To completely hit the jackpot as a designer, though (and yes, there were slot machines lining the Chanel casino), you also need to come up with a collection strong enough to focus the eye on the clothes. It’s always a bit of a giveaway when reviews and eyewitness accounts concentrate on raving over a sensational setting, while hardly mentioning that there might have been a collection to go with it.

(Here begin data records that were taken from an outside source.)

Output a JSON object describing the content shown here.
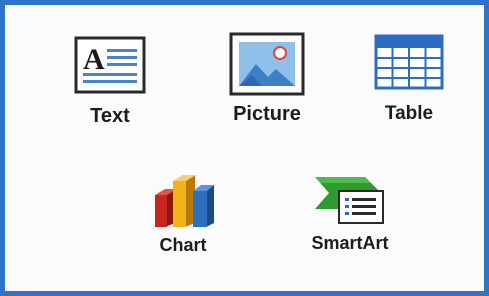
{
  "panel": {
    "items": [
      {
        "id": "text",
        "label": "Text",
        "icon": "text-box-icon"
      },
      {
        "id": "picture",
        "label": "Picture",
        "icon": "picture-icon"
      },
      {
        "id": "table",
        "label": "Table",
        "icon": "table-icon"
      },
      {
        "id": "chart",
        "label": "Chart",
        "icon": "bar-chart-icon"
      },
      {
        "id": "smartart",
        "label": "SmartArt",
        "icon": "smartart-icon"
      }
    ],
    "text_icon_glyph": "A"
  },
  "colors": {
    "frame_border": "#2f73c9",
    "icon_blue": "#4a83c8",
    "table_header": "#2d6cc0",
    "chart_red": "#c8261c",
    "chart_yellow": "#f2b21a",
    "chart_blue": "#2c6fbf",
    "smartart_green": "#2f9a2f"
  }
}
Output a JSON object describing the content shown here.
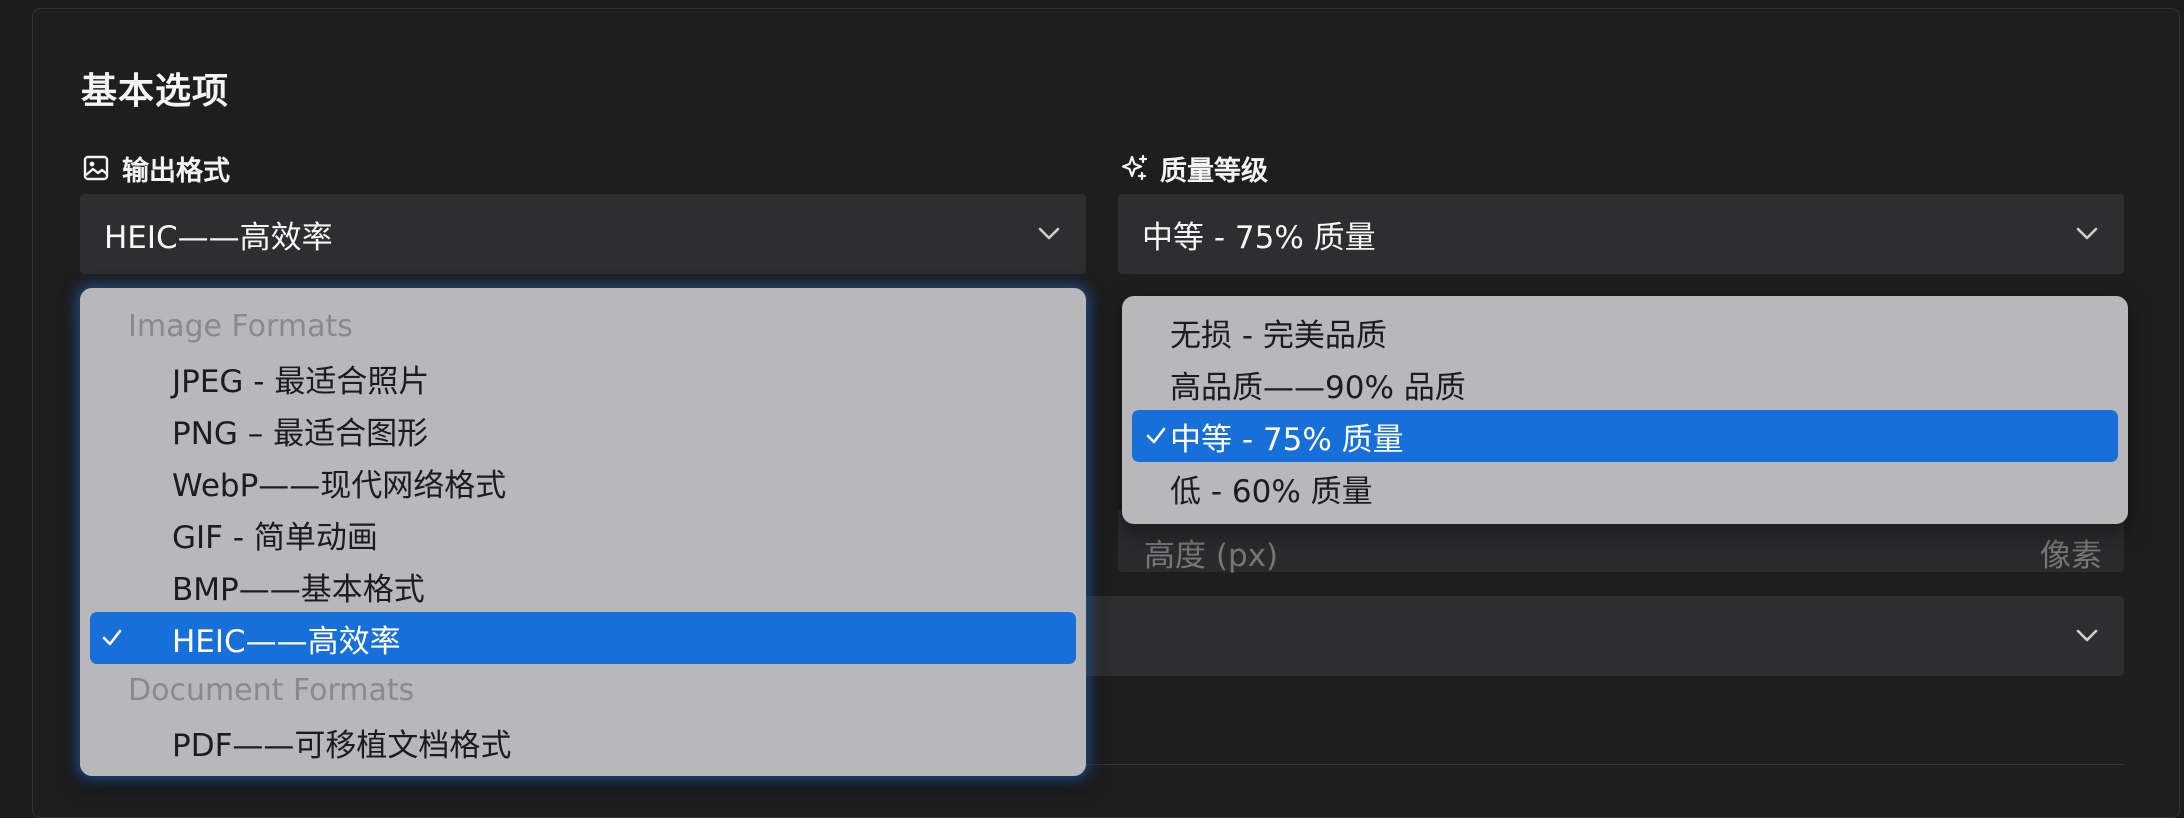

So enough of the peripherals. This was a hands-down Lagerfeldian jackpot of a show—Chanel couture at its controlled and civilized best, worn by models who walked single file around the roulette and blackjack tables. True, there was a distraction at the beginning—Lagerfeld had been experimenting with 3-D printingto generate quilted, seamless jackets. But the context of the casino meant that everything needed to look classy rather than avant-garde—and that worked wholly to the advantage of Lagerfeld. It gave him the chance to present an almost eighties silhouette—epauletted ivory pencil-skirted suits haven’t looked this good for decades. It allowed him to rethink a chic evening-pant look (such options, likewise, haven’t been available for half a generation), and to concentrate on a zillion alternative cocktail silhouettes, from a lovely tank dress with soft, pearl-embroidered tiers to a white-collared navy guipure lace midi coatdress. “I like the dressy effect,” Lagerfeld mused at the end of it all. So, surely, will his couture customers. When all is said and done, who would not want to bet her money on a long-lasting classic?